ハリソンの手紙・2

 拝啓 ライラ・クライン様。




 本当に千通を超える手紙を送ってきたことに、正直私は呆れている。


 もうこれ以上君の癇癪のせいで、書簡の受け取りに携わっている者たちに余計な労力を費やさせるわけにはいかないので、私が君との婚約を一方的に破棄したことへの文句と、クライン公爵家への罰に対する不満について答えようと思う。


 まずは君に対して囁いた愛の言葉についてだが、私の名誉に誓って、うら若き乙女を騙す手練手管などではないと断言させてもらう。


 私が君との婚約を破棄した理由はただ一つ。


 先の手紙にも表れているとおり、君の凶暴な本性に失望しただけだ。


 はっきりと言わせてもらうが、暴性を内に秘めし者に私の妃は務まらない。


 そして、こうして君が手紙を送りつけてくれたことで、私の判断に間違いがなかったことを再確認することができた。

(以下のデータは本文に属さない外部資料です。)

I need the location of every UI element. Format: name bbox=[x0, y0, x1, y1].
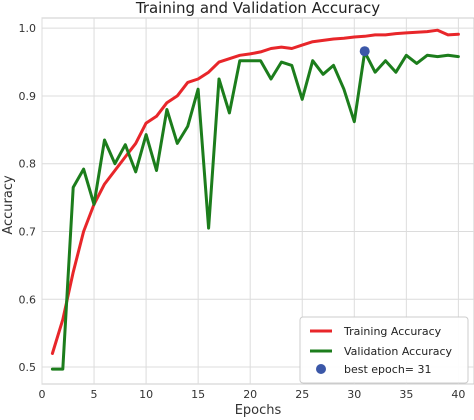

 私に文句を言っている暇があるなら、少しでもお淑やかさを身につける努力をすることを君に勧めるよ。


 それからクライン公爵の罪についてだが、君は信じないと強弁するだろうが、残念ながら事実だ。


 なにせ城に、クライン公爵の圧制に苦しむ領民からの嘆願書がいくつも届いているのだからな。


 領地以外の財産を接収しなかっただけ、ありがたく思ってほしいものだな。


 もうこれ以上、君と話すことは何もない。


 次からは、君からの手紙が届いたら破棄するよう下の者にも命じておく。


 だから、百通だろうが千通だろうが手紙を送りつけるだけ無駄だ。


 君を捨てた国のことなど忘れて、のうのうと生きていくことを勧める。




 ハリソン・ミラ・ウリザーグより。